Similarly there is a long-standing conjecture that there are infinitely many primes p for which p+2 is also prime. Someone ( unfortunately I cannot remember who) tried to prove this by showing that the sum of the reciprocals of such primes diverges. This strategy was doomed to failure though, because he was in fact able to prove that the sum in question actually converges.
Hope I didn’t miss a link to this article in the
New York Times yesterday. Apologies if someone already linked it.
Wonder if this prompted the OP.
I started reading the article but it went way over my head after a while
That article requires registration. Would you mind copying a few relevant paragraphs?
Actually it does use the fact that there are an infinite number of primes. The very first assumption (*) is not true if there are only a finite number.
OOPS! Never mind. If there are only a finite number P of primes, then (*) is true for all N > P.
This is not true at all. If a[sub]k[/sub] is 0 for k>N, then it is certainly true that
a[sub]N+1[/sub] + a[sub]N+2[/sub] + a[sub]N+3[/sub] +… <1/2
ultrafilter, sorry for that. When linking to the NYT I usually add that you may need to register, but that it is free.
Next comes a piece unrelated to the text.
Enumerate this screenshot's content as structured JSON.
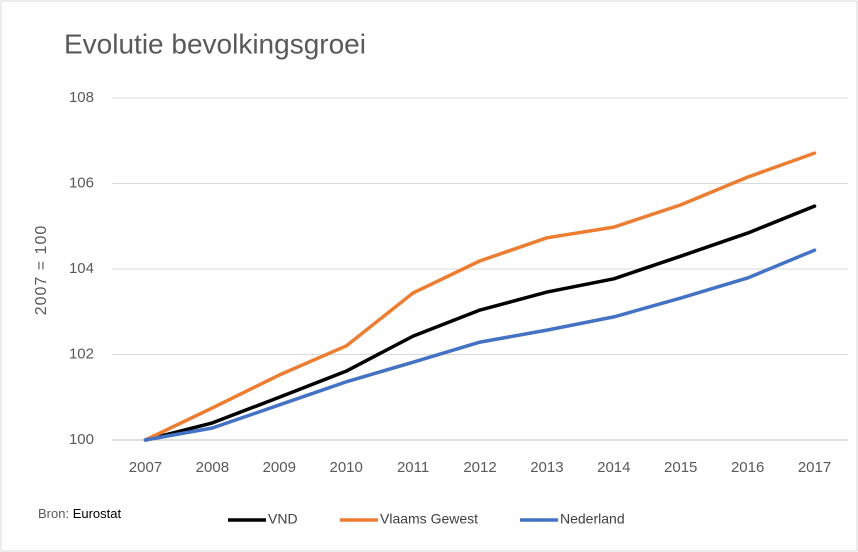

As to the article, it talks about “Bernhard Riemann in 1859 in a paper about the distribution of prime numbers, is still widely considered to be one of the greatest unsolved problems in mathematics, sure to wreath its conqueror with glory”
“Solving the [Reimann] hypothesis could lead to new encryption schemes and possibly provide tools that would make existing schemes, which depend on the properties of prime numbers, more vulnerable.”
It’s best to read the article to see how complex this is. I don’t want to quote any more from the article because I may be selecting parts out of context that convey the wrong idea.
OK. You’ve got the basic idea right. There’s more information available here, actually probably much more than anyone would want.
I just wanted to pop in a quick thanks to ultrafilter and Jabba for that sum of the reciprocals theorem. I got curious about that way back in high school and wrote a computer program to do the partial sums, but I gave up on it sometime after it had passed e and before [symbol]p[/symbol] (which took about a day of runtime, but then my code probably wasn’t too efficient).
I would have thought that the proof would use the asymptotic form of the function pi(x), but I never got around to actually trying to work it out.